I installed Arch a couple of days ago. Just realized the date/time were off by a day and one hour.
I changed it using timedatectl set-time
. Then used hwclock --systohc
to set the hardware clock. After that I was not able to enter some sites like Gmail because of https certificate errors. I tried changing the time back but it did not work.

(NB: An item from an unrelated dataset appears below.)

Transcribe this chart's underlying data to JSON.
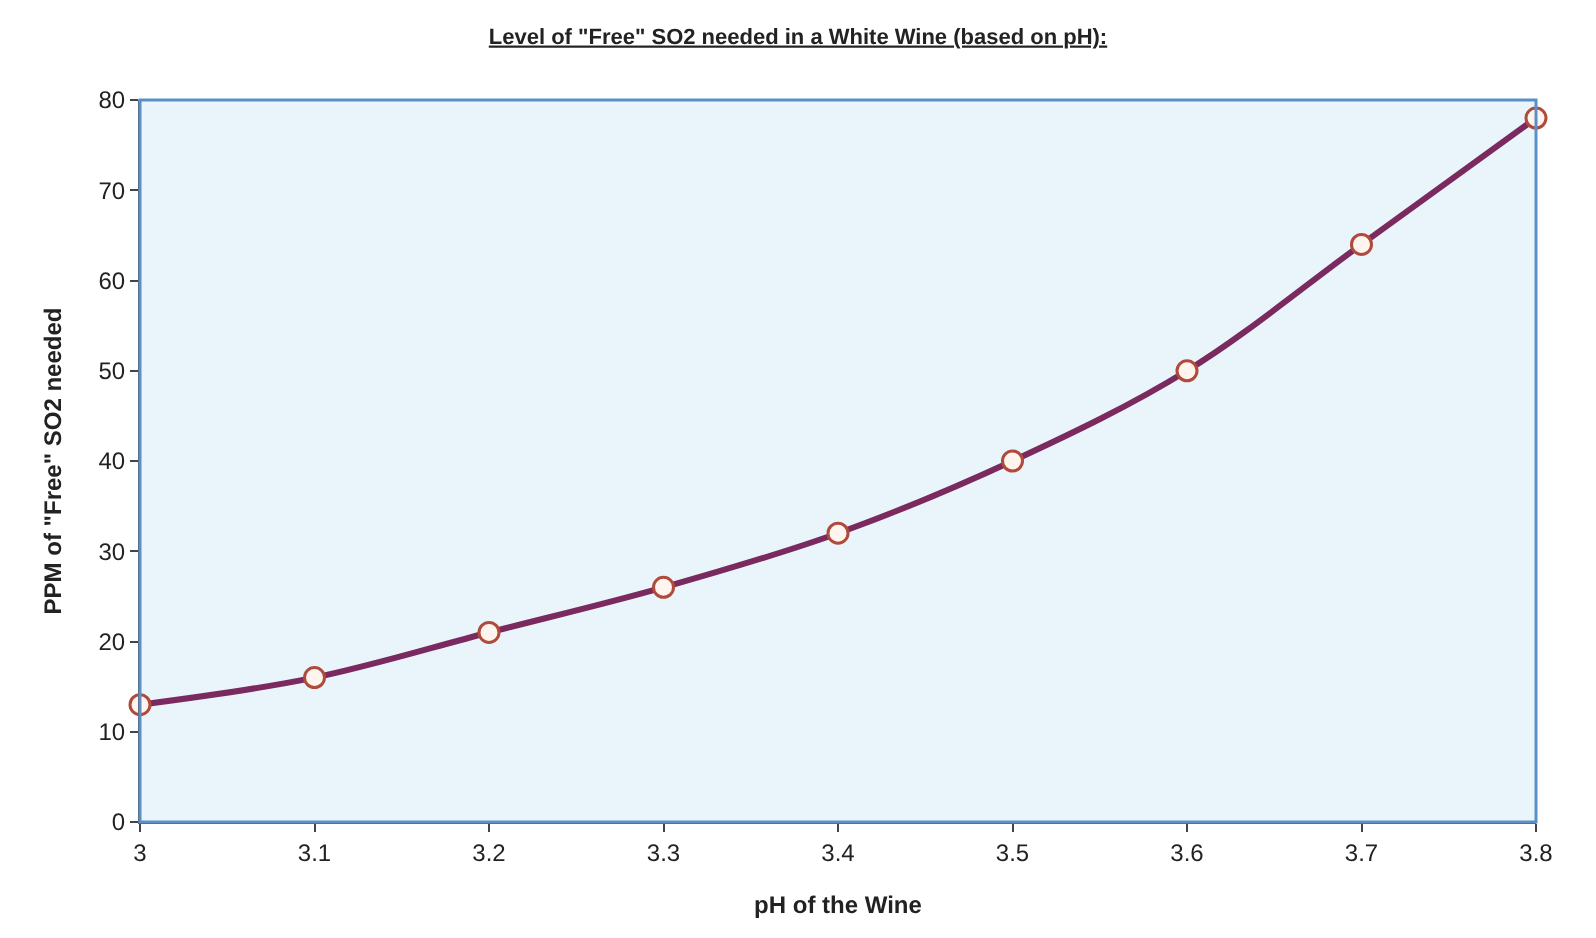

I rebooted and then had problems because the partitions had mounted on a different time so I used fsck /dev/sda
on my partitions and I was able to boot up. Right now the clock is not a problem but I really need to check my mail. I had to use Facebook to log in to stackexchange cringe.
Help?
This is what Gmail's error page say:
The server's security certificate is not yet valid!
You attempted to reach gmail.com, but the server presented a certificate that is not yet valid. No information is available to indicate whether that certificate can be trusted. Chromium cannot reliably guarantee that you are communicating with gmail.com and not an attacker. Your computer's clock is currently set to Tuesday, January 10, 2012 12:14:47 PM. Does that look right? If not, you should correct your system's clock and then refresh this page.You cannot proceed because the website operator has requested heightened security for this domain.
Best Answer
The correct way to do this would be by enabling
ntpd.service
via systemd.# pacman -Syu ntp
Installed the required package# systemctl enable ntpd.service
Enable it at boot so every time you boot the system the clock will be synchronized# systemctl start ntpd.service
Start it immediatelyOne could also run
ntpd -qg
as root.Once you have systemd managing this operation, you should never have to worry about setting the clock agian.
note: there are some dual boot scenarios that will unsyncronize the clocks, there's also some registry hacks for the windows side of the dual boot to correct this issue.